MSDS Spring 2018

DATA 606 Statistics and Probability for Data Analytics

Jiadi Li

Chapter 8: Multiple and Logistic Regression

HW 8: 8.2, 8.4, 8.8, 8.16, 8.18

8.2 Baby weights, Part II.
Exercise 8.1 introduces a data set on birth weight of babies. Another variable we consider is parity, which is 0 if the child is the first born, and 1 otherwise. The summary table below shows the results of a linear regression model for predicting the average birth weight of babies, measured in ounces, from parity.
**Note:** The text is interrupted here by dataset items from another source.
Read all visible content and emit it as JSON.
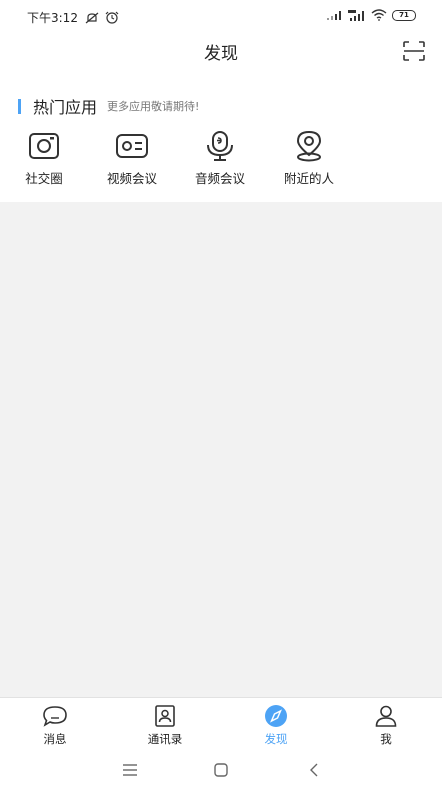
{
  "status_bar": {
    "time": "下午3:12",
    "battery": "71"
  },
  "header": {
    "title": "发现"
  },
  "hot_apps": {
    "title": "热门应用",
    "subtitle": "更多应用敬请期待!",
    "items": [
      {
        "label": "社交圈",
        "icon": "camera-icon"
      },
      {
        "label": "视频会议",
        "icon": "video-meeting-icon"
      },
      {
        "label": "音频会议",
        "icon": "microphone-icon"
      },
      {
        "label": "附近的人",
        "icon": "location-pin-icon"
      }
    ]
  },
  "tabbar": {
    "items": [
      {
        "label": "消息",
        "icon": "chat-bubble-icon"
      },
      {
        "label": "通讯录",
        "icon": "contacts-icon"
      },
      {
        "label": "发现",
        "icon": "compass-icon",
        "active": true
      },
      {
        "label": "我",
        "icon": "person-icon"
      }
    ]
  },
  "colors": {
    "accent": "#4da3f5",
    "background": "#f2f2f2",
    "panel": "#ffffff"
  }
}
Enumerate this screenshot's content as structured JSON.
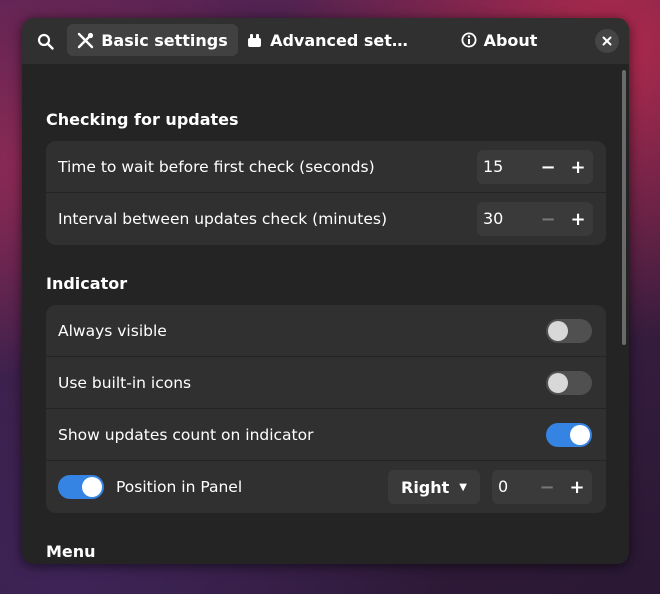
{
  "header": {
    "tabs": [
      {
        "icon": "tools-icon",
        "label": "Basic settings"
      },
      {
        "icon": "advanced-icon",
        "label": "Advanced set…"
      },
      {
        "icon": "info-icon",
        "label": "About"
      }
    ]
  },
  "sections": {
    "updates": {
      "title": "Checking for updates",
      "rows": [
        {
          "label": "Time to wait before first check (seconds)",
          "value": "15"
        },
        {
          "label": "Interval between updates check (minutes)",
          "value": "30"
        }
      ]
    },
    "indicator": {
      "title": "Indicator",
      "rows": [
        {
          "label": "Always visible",
          "toggle": false
        },
        {
          "label": "Use built-in icons",
          "toggle": false
        },
        {
          "label": "Show updates count on indicator",
          "toggle": true
        },
        {
          "label": "Position in Panel",
          "toggle": true,
          "dropdown": "Right",
          "value": "0"
        }
      ]
    },
    "menu": {
      "title": "Menu"
    }
  },
  "colors": {
    "accent": "#3584e4",
    "window_bg": "#242424",
    "card_bg": "#303030"
  }
}
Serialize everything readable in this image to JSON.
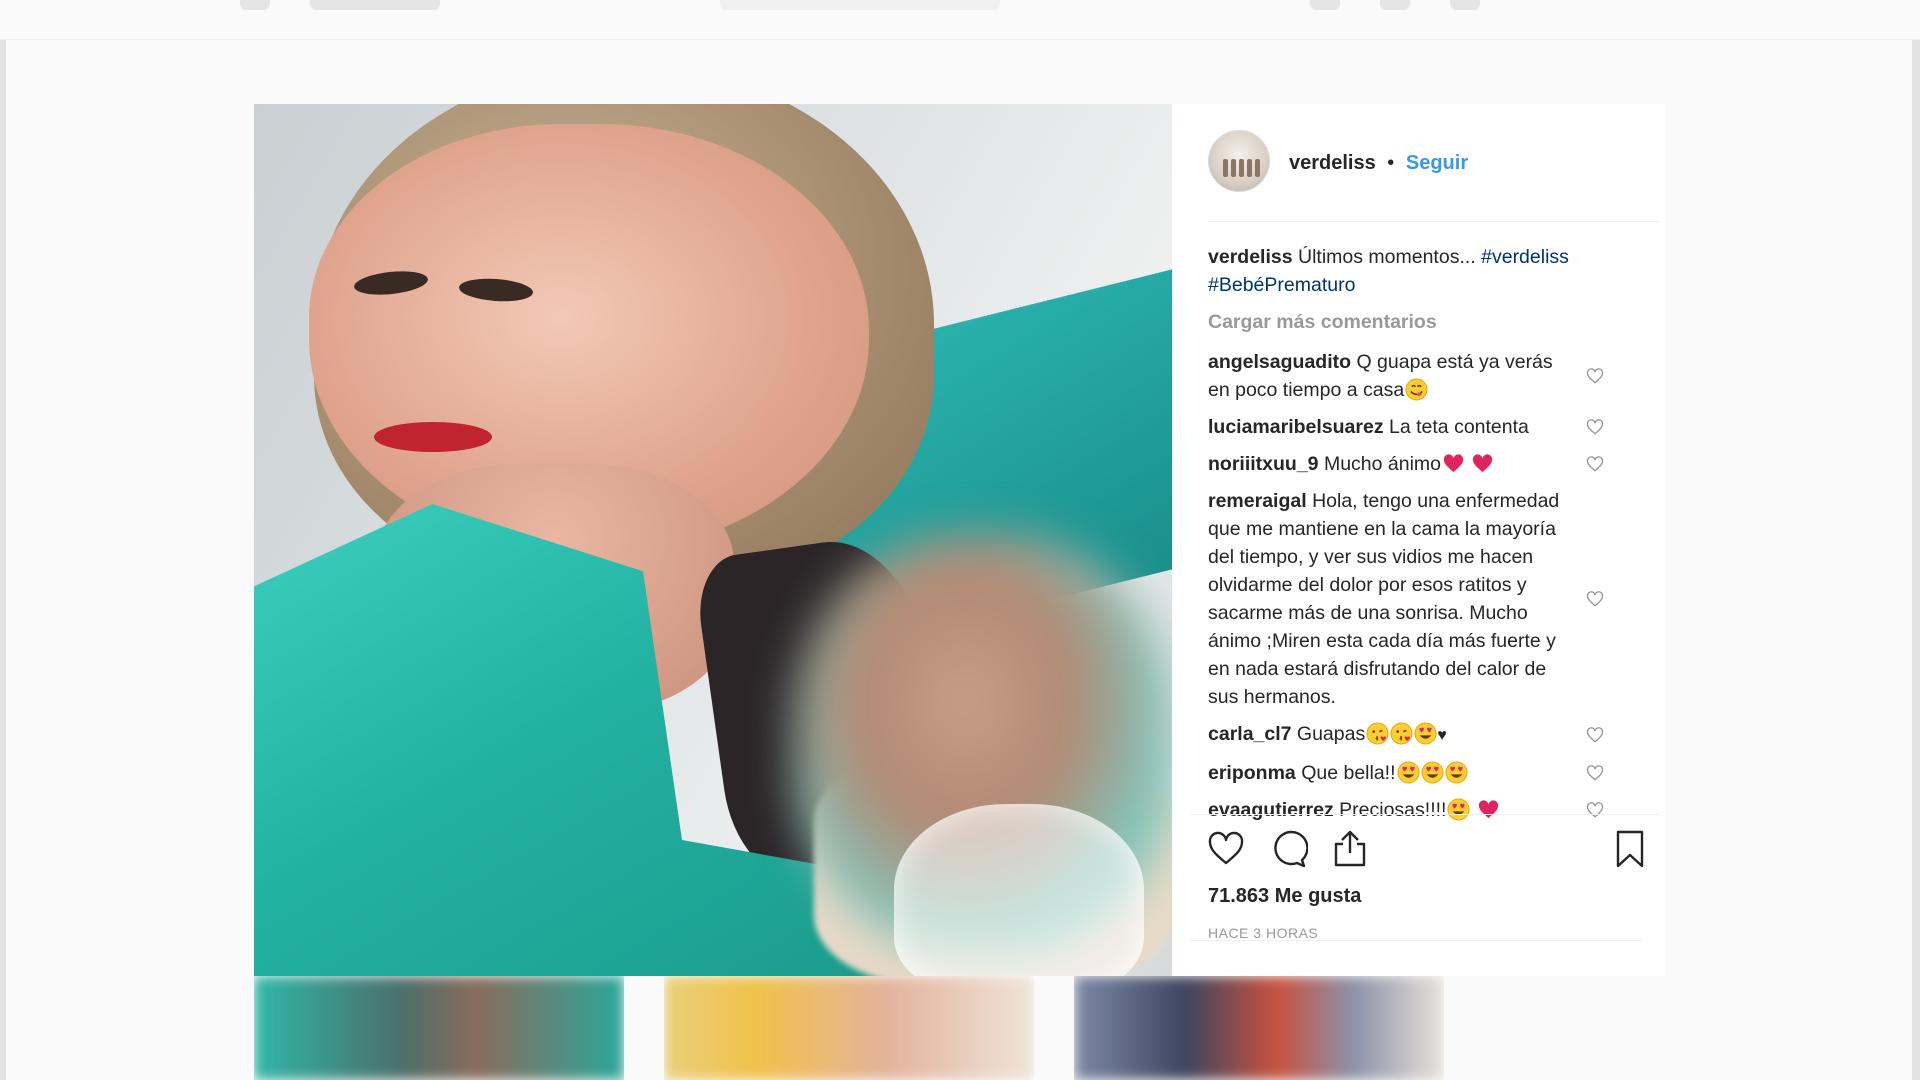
{
  "post": {
    "username": "verdeliss",
    "separator": "•",
    "follow_label": "Seguir",
    "caption": {
      "author": "verdeliss",
      "text": "Últimos momentos...",
      "hashtags": [
        "#verdeliss",
        "#BebéPrematuro"
      ]
    },
    "load_more_label": "Cargar más comentarios",
    "comments": [
      {
        "author": "angelsaguadito",
        "text": "Q guapa está ya verás en poco tiempo a casa",
        "emojis": [
          "yum-face"
        ]
      },
      {
        "author": "luciamaribelsuarez",
        "text": "La teta contenta",
        "emojis": []
      },
      {
        "author": "noriiitxuu_9",
        "text": "Mucho ánimo",
        "emojis": [
          "red-heart",
          "red-heart"
        ]
      },
      {
        "author": "remeraigal",
        "text": "Hola, tengo una enfermedad que me mantiene en la cama la mayoría del tiempo, y ver sus vidios me hacen olvidarme del dolor por esos ratitos y sacarme más de una sonrisa. Mucho ánimo ;Miren esta cada día más fuerte y en nada estará disfrutando del calor de sus hermanos.",
        "emojis": []
      },
      {
        "author": "carla_cl7",
        "text": "Guapas",
        "emojis": [
          "kissing-face",
          "kissing-face",
          "heart-eyes"
        ],
        "trailing": "♥"
      },
      {
        "author": "eriponma",
        "text": "Que bella!!",
        "emojis": [
          "heart-eyes",
          "heart-eyes",
          "heart-eyes"
        ]
      },
      {
        "author": "evaagutierrez",
        "text": "Preciosas!!!!",
        "emojis": [
          "heart-eyes",
          "red-heart"
        ]
      }
    ],
    "likes": "71.863 Me gusta",
    "time": "Hace 3 horas",
    "icons": {
      "like": "heart-outline-icon",
      "comment": "comment-bubble-icon",
      "share": "share-icon",
      "save": "bookmark-icon"
    },
    "colors": {
      "link": "#3897f0",
      "hashtag": "#003569",
      "muted": "#999999",
      "text": "#262626"
    }
  }
}
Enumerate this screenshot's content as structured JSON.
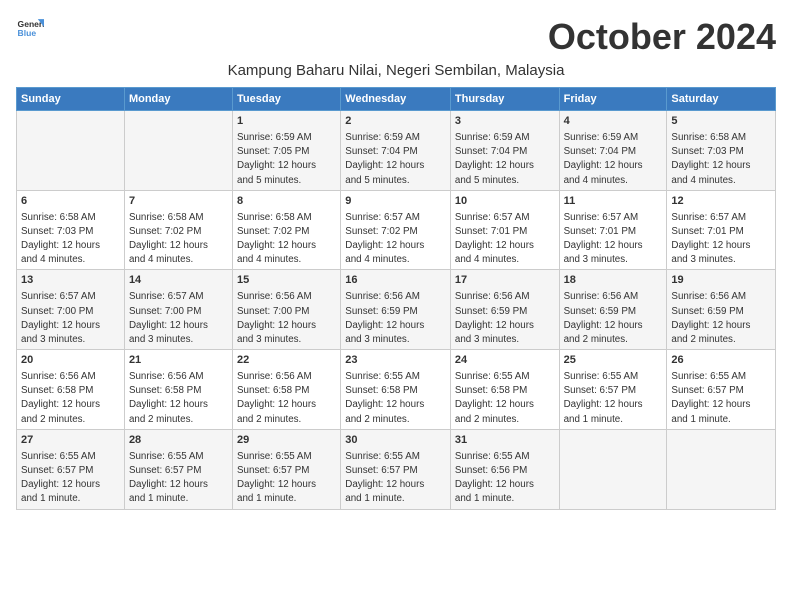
{
  "logo": {
    "line1": "General",
    "line2": "Blue"
  },
  "title": "October 2024",
  "location": "Kampung Baharu Nilai, Negeri Sembilan, Malaysia",
  "days_of_week": [
    "Sunday",
    "Monday",
    "Tuesday",
    "Wednesday",
    "Thursday",
    "Friday",
    "Saturday"
  ],
  "weeks": [
    [
      {
        "day": "",
        "info": ""
      },
      {
        "day": "",
        "info": ""
      },
      {
        "day": "1",
        "info": "Sunrise: 6:59 AM\nSunset: 7:05 PM\nDaylight: 12 hours\nand 5 minutes."
      },
      {
        "day": "2",
        "info": "Sunrise: 6:59 AM\nSunset: 7:04 PM\nDaylight: 12 hours\nand 5 minutes."
      },
      {
        "day": "3",
        "info": "Sunrise: 6:59 AM\nSunset: 7:04 PM\nDaylight: 12 hours\nand 5 minutes."
      },
      {
        "day": "4",
        "info": "Sunrise: 6:59 AM\nSunset: 7:04 PM\nDaylight: 12 hours\nand 4 minutes."
      },
      {
        "day": "5",
        "info": "Sunrise: 6:58 AM\nSunset: 7:03 PM\nDaylight: 12 hours\nand 4 minutes."
      }
    ],
    [
      {
        "day": "6",
        "info": "Sunrise: 6:58 AM\nSunset: 7:03 PM\nDaylight: 12 hours\nand 4 minutes."
      },
      {
        "day": "7",
        "info": "Sunrise: 6:58 AM\nSunset: 7:02 PM\nDaylight: 12 hours\nand 4 minutes."
      },
      {
        "day": "8",
        "info": "Sunrise: 6:58 AM\nSunset: 7:02 PM\nDaylight: 12 hours\nand 4 minutes."
      },
      {
        "day": "9",
        "info": "Sunrise: 6:57 AM\nSunset: 7:02 PM\nDaylight: 12 hours\nand 4 minutes."
      },
      {
        "day": "10",
        "info": "Sunrise: 6:57 AM\nSunset: 7:01 PM\nDaylight: 12 hours\nand 4 minutes."
      },
      {
        "day": "11",
        "info": "Sunrise: 6:57 AM\nSunset: 7:01 PM\nDaylight: 12 hours\nand 3 minutes."
      },
      {
        "day": "12",
        "info": "Sunrise: 6:57 AM\nSunset: 7:01 PM\nDaylight: 12 hours\nand 3 minutes."
      }
    ],
    [
      {
        "day": "13",
        "info": "Sunrise: 6:57 AM\nSunset: 7:00 PM\nDaylight: 12 hours\nand 3 minutes."
      },
      {
        "day": "14",
        "info": "Sunrise: 6:57 AM\nSunset: 7:00 PM\nDaylight: 12 hours\nand 3 minutes."
      },
      {
        "day": "15",
        "info": "Sunrise: 6:56 AM\nSunset: 7:00 PM\nDaylight: 12 hours\nand 3 minutes."
      },
      {
        "day": "16",
        "info": "Sunrise: 6:56 AM\nSunset: 6:59 PM\nDaylight: 12 hours\nand 3 minutes."
      },
      {
        "day": "17",
        "info": "Sunrise: 6:56 AM\nSunset: 6:59 PM\nDaylight: 12 hours\nand 3 minutes."
      },
      {
        "day": "18",
        "info": "Sunrise: 6:56 AM\nSunset: 6:59 PM\nDaylight: 12 hours\nand 2 minutes."
      },
      {
        "day": "19",
        "info": "Sunrise: 6:56 AM\nSunset: 6:59 PM\nDaylight: 12 hours\nand 2 minutes."
      }
    ],
    [
      {
        "day": "20",
        "info": "Sunrise: 6:56 AM\nSunset: 6:58 PM\nDaylight: 12 hours\nand 2 minutes."
      },
      {
        "day": "21",
        "info": "Sunrise: 6:56 AM\nSunset: 6:58 PM\nDaylight: 12 hours\nand 2 minutes."
      },
      {
        "day": "22",
        "info": "Sunrise: 6:56 AM\nSunset: 6:58 PM\nDaylight: 12 hours\nand 2 minutes."
      },
      {
        "day": "23",
        "info": "Sunrise: 6:55 AM\nSunset: 6:58 PM\nDaylight: 12 hours\nand 2 minutes."
      },
      {
        "day": "24",
        "info": "Sunrise: 6:55 AM\nSunset: 6:58 PM\nDaylight: 12 hours\nand 2 minutes."
      },
      {
        "day": "25",
        "info": "Sunrise: 6:55 AM\nSunset: 6:57 PM\nDaylight: 12 hours\nand 1 minute."
      },
      {
        "day": "26",
        "info": "Sunrise: 6:55 AM\nSunset: 6:57 PM\nDaylight: 12 hours\nand 1 minute."
      }
    ],
    [
      {
        "day": "27",
        "info": "Sunrise: 6:55 AM\nSunset: 6:57 PM\nDaylight: 12 hours\nand 1 minute."
      },
      {
        "day": "28",
        "info": "Sunrise: 6:55 AM\nSunset: 6:57 PM\nDaylight: 12 hours\nand 1 minute."
      },
      {
        "day": "29",
        "info": "Sunrise: 6:55 AM\nSunset: 6:57 PM\nDaylight: 12 hours\nand 1 minute."
      },
      {
        "day": "30",
        "info": "Sunrise: 6:55 AM\nSunset: 6:57 PM\nDaylight: 12 hours\nand 1 minute."
      },
      {
        "day": "31",
        "info": "Sunrise: 6:55 AM\nSunset: 6:56 PM\nDaylight: 12 hours\nand 1 minute."
      },
      {
        "day": "",
        "info": ""
      },
      {
        "day": "",
        "info": ""
      }
    ]
  ]
}
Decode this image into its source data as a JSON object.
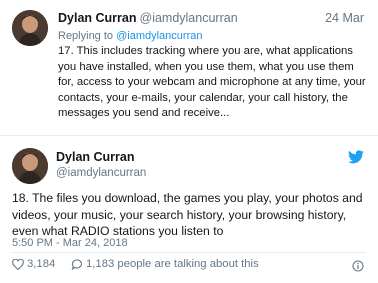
{
  "reply_tweet": {
    "name": "Dylan Curran",
    "handle": "@iamdylancurran",
    "date": "24 Mar",
    "replying_prefix": "Replying to",
    "replying_handle": "@iamdylancurran",
    "text": "17. This includes tracking where you are, what applications you have installed, when you use them, what you use them for, access to your webcam and microphone at any time, your contacts, your e-mails, your calendar, your call history, the messages you send and receive..."
  },
  "main_tweet": {
    "name": "Dylan Curran",
    "handle": "@iamdylancurran",
    "text": "18. The files you download, the games you play, your photos and videos, your music, your search history, your browsing history, even what RADIO stations you listen to",
    "timestamp": "5:50 PM - Mar 24, 2018",
    "likes": "3,184",
    "talking": "1,183 people are talking about this"
  },
  "colors": {
    "twitter_blue": "#1da1f2",
    "link_blue": "#1b95e0",
    "secondary_text": "#657786",
    "divider": "#e6ecf0"
  },
  "icons": [
    "twitter-bird-icon",
    "heart-icon",
    "speech-bubble-icon",
    "info-icon"
  ]
}
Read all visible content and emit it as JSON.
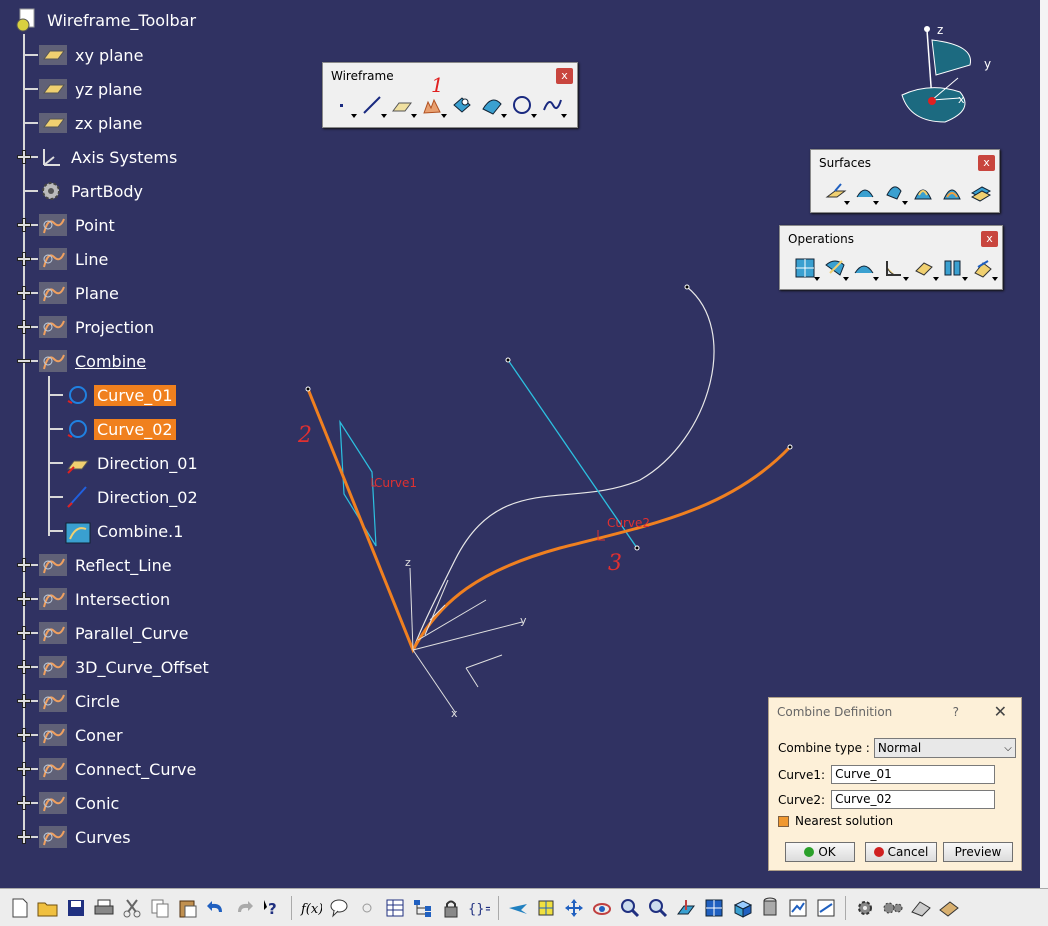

(a) Write the equation of the regression line.
weight = 120.07 -1.93\(\times\)parity

  1. Interpret the slope in this context, and calculate the predicted birth weight of first borns and others.
    If the child is the first born, parity will be 0, the baby’s weight will be 120.07 ounces; otherwise, partify will be 1, the baby’s weight will be 118.14 ounces.

  2. Is there a statistically significant relationship between the average birth weight and parity?
    No, the p-value is 0.1052 for parity which is larger than 0.05 and therefore no statistical significance.


8.4 Absenteeism.
Researchers interested in the relationship between absenteeism from school and certain demographic characteristics of children collected data from 146 randomly sampled students in rural New South Wales, Australia, in a particular school year. Below are three observations from this data set.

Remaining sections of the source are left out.